Closest candidates are:
  unsafe_trunc(::Type{T}, !Matched::Integer) where T<:Integer
   @ Base int.jl:604
  unsafe_trunc(::Type{T}, !Matched::BigFloat) where T<:Integer
   @ Base mpfr.jl:321
  unsafe_trunc(::Type{Int64}, !Matched::Union{Float16, Float32, Float64})
   @ Base float.jl:335


Stacktrace:
  [1] fast_trunc(#unused#::Type{Int64}, x::Num)
    @ Interpolations ~/.julia/packages/Interpolations/nDwIa/src/utils.jl:40
  [2] positions(deg::Linear{Periodic{OnCell}}, ax::Base.OneTo{Int64}, x::Num)

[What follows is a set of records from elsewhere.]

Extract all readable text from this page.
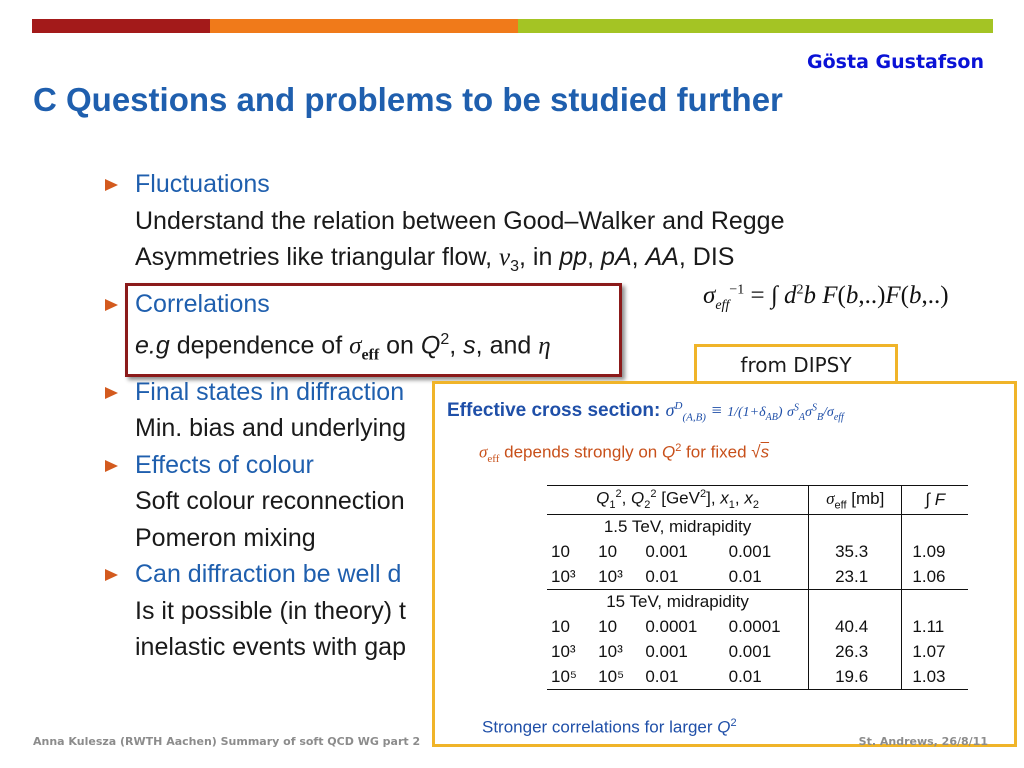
Gösta Gustafson
C Questions and problems to be studied further
Fluctuations
Understand the relation between Good–Walker and Regge
Asymmetries like triangular flow, $v_3$, in pp, pA, AA, DIS
Correlations
e.g dependence of $\sigma_{eff}$ on $Q^2$, s, and η
Final states in diffraction
Min. bias and underlying
Effects of colour
Soft colour reconnection
Pomeron mixing
Can diffraction be well d
Is it possible (in theory) t
inelastic events with gap
$\sigma_{eff}^{-1}$ = ∫ $d^2b$ F(b,..)F(b,..)
from DIPSY
Effective cross section: $\sigma^D_{(A,B)} \equiv 1/(1+\delta_{AB})$ $\sigma^S_A\sigma^S_B/\sigma_{eff}$
$\sigma_{eff}$ depends strongly on $Q^2$ for fixed √s
$Q_1^2$, $Q_2^2$ [GeV$^2$], $x_1$, $x_2$				$\sigma_{eff}$ [mb]	∫ F
1.5 TeV, midrapidity					
10	10	0.001	0.001	35.3	1.09
10³	10³	0.01	0.01	23.1	1.06
15 TeV, midrapidity					
10	10	0.0001	0.0001	40.4	1.11
10³	10³	0.001	0.001	26.3	1.07
10⁵	10⁵	0.01	0.01	19.6	1.03
Stronger correlations for larger $Q^2$
Anna Kulesza (RWTH Aachen) Summary of soft QCD WG part 2	St. Andrews, 26/8/11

    @ Interpolations ~/.julia/packages/Interpolations/nDwIa/src/b-splines/linear.jl:47
  [3] weightedindex_parts(fs::Tuple{typeof(Interpolations.value_weights)}, deg::Linear{Periodic{OnCell}}, ax::Base.OneTo{Int64}, x::Num)
    @ Interpolations ~/.julia/packages/Interpolations/nDwIa/src/b-splines/indexing.jl:149
  [4] weightedindex_parts
    @ ~/.julia/packages/Interpolations/nDwIa/src/b-splines/indexing.jl:145 [inlined]
  [5] map3argf
    @ ~/.julia/packages/Interpolations/nDwIa/src/b-splines/indexing.jl:70 [inlined]
  [6] weightedindexes
    @ ~/.julia/packages/Interpolations/nDwIa/src/b-splines/indexing.jl:66 [inlined]
  [7] BSplineInterpolation
...

I’ll hack on it tomorrow. My guess is there is a conditional in interpolation somewhere so this probably isn’t something FastSymbolicDifferentiation can handle, yet.